Marouane El Abassi: 2021, un nécessaire optimisme de combat!
Par Marouane El Abassi. Gouverneur de la Banque centrale - A la nécessaire réussite de la transition démocratique, la Banque centrale de Tunisie s’inscrit totalement dans une approche non conformiste… réfléchie.
La philosophie de sa démarche s’articule autour de trois valeurs clés: la confiance, la responsabilité et le travail.
La Banque centrale veut tout d’abord adresser un message de reconnaissance et de remerciements à tous les employés du secteur bancaire et financier. Elle exprime toute sa compassion et sa sollicitude avec tous ceux qui ont perdu un proche dans l’exercice de ses fonctions.
La crise sanitaire du Covid-19 a touché la Tunisie de plein fouet. Elle a constitué une épreuve de stress réel qui a mis à nu les limites de tous les acteurs économiques.

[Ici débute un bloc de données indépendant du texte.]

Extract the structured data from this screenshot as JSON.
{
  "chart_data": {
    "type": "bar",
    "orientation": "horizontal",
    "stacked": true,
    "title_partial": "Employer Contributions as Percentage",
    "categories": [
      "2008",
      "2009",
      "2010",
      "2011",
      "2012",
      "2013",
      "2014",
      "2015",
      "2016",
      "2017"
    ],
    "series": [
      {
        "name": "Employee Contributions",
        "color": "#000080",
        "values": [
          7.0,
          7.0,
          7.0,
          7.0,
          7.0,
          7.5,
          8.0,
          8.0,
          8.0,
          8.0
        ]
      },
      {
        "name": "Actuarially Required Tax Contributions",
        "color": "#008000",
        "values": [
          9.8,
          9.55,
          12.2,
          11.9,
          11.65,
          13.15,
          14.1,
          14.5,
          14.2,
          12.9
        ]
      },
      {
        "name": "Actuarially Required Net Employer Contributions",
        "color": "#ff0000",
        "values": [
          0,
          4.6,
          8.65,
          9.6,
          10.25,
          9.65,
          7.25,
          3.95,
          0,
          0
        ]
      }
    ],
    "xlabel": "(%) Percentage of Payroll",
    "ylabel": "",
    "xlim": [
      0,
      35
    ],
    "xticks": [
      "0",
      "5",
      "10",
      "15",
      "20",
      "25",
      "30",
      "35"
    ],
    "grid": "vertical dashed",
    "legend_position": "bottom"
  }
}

Face à cette crise inédite, et convaincue de l’importance des entreprises dans la croissance économique, la Banque centrale a su réagir. Les mesures préventives prises par la BCT depuis l’avènement de la crise du Covid-19 ont ciblé à la fois le secteur bancaire, financier et réel pour préserver la stabilité économique et financière du pays.
Malgré tous les reproches adressés au secteur bancaire et financier, celui-ci a prouvé sa résilience et continue d’assumer sa responsabilité économique et sociétale pour soutenir convenablement les efforts des autorités à préserver le tissu économique.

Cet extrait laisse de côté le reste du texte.